Many websites have multiple URL’s that display the same content, especially e-commerce sites. Often times this is simply from various URL paramerters attached to the URL. This may be to sort the products in a different order, track session ID’s, or to note the source of a referral. There have been quite a number of ways to prevent search engines from indexing all of these URL’s in an attempt to avoid duplicate content penalities. A combination of ‘nofollow’ tags in the internal site navigation and regular expression ‘disallow’ rules in the robots.txt file are common solutions. Unfortunately, this requires a thorough analysis of your internal site navigation as well as some knowlege of regular expressions and the proper logic to block only the duplicate URL’s.

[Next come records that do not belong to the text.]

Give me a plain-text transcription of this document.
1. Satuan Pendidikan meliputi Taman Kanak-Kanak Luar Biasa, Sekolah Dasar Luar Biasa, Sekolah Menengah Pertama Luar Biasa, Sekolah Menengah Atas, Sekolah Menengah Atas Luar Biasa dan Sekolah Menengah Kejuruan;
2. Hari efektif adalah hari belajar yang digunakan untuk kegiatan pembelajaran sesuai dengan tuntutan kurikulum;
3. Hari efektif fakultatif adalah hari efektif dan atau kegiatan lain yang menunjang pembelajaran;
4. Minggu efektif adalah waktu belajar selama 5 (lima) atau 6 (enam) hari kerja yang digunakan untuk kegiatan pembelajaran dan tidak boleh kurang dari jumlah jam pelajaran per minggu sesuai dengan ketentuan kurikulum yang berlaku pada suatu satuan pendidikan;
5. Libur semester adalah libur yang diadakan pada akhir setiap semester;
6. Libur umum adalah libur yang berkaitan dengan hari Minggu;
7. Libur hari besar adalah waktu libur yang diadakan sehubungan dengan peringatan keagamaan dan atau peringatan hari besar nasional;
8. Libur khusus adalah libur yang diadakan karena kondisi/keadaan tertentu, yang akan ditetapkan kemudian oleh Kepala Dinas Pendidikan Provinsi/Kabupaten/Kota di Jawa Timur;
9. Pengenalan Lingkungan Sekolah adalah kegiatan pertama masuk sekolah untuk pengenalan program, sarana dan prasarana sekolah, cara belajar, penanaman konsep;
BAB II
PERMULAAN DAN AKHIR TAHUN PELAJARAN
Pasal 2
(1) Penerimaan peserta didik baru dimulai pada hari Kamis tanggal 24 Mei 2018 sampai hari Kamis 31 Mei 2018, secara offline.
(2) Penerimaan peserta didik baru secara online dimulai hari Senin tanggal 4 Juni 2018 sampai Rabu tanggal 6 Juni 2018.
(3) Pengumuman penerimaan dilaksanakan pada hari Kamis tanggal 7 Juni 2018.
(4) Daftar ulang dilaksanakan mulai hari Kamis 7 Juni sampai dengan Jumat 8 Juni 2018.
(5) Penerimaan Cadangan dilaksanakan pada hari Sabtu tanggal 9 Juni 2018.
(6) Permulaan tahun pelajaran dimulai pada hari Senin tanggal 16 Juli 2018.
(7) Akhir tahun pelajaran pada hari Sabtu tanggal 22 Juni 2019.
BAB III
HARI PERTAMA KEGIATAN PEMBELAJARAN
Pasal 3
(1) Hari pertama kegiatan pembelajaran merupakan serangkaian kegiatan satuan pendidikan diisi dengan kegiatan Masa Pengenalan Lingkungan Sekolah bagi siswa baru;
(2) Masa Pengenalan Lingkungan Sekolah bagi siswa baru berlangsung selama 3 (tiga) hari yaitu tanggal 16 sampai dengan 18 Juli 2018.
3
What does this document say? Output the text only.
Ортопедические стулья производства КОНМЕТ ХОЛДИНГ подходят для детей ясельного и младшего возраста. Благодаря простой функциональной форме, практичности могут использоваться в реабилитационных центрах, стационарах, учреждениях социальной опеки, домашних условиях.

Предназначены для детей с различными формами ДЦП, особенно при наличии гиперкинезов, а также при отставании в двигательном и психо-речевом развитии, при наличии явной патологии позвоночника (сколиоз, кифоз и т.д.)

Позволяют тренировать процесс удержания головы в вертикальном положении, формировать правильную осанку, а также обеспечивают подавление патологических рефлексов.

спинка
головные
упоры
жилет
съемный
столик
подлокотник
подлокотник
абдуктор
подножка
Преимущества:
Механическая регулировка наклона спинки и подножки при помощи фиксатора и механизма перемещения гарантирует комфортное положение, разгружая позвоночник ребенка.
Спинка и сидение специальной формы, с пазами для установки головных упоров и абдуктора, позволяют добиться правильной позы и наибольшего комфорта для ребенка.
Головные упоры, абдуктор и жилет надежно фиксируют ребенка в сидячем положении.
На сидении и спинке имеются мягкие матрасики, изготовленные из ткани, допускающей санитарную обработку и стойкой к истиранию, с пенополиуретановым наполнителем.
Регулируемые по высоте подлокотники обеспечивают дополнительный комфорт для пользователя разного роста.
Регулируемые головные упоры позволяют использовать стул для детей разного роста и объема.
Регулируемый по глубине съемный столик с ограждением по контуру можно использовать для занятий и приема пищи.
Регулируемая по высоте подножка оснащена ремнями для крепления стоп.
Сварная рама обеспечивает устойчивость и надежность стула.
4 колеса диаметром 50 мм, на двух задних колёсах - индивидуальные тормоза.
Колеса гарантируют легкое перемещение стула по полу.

Fortunately, Google has recently added a feature in Webmaster Tools that allows for an easier, simpler solution to blocking duplicate content URL’s due to numerous parameters. The ‘Parameter Handling’ feature in Google Webmaster Tools is located by going to ‘Site Configuration’ and then ‘Settings’:
Google’s explanation of the parameter handling feature is as follows. *Note that there’s no guarantee that the GoogleBot will accept your suggestions. 😉
“Dynamic parameters (for example, session IDs, source, or language) in your URLs can result in many different URLs all pointing to essentially the same content. For example, http://www.example.com/dresses?sid=12395923 might point to the same content as http://www.example.com/dresses. You can specify whether you want Google to ignore up to 15 specific parameters in your URL. This can result in more efficient crawling and fewer duplicate URLs, while helping to ensure that the information you need is preserved. (Note: While Google takes suggestions into account, we don’t guarantee that we’ll follow them in every case.)”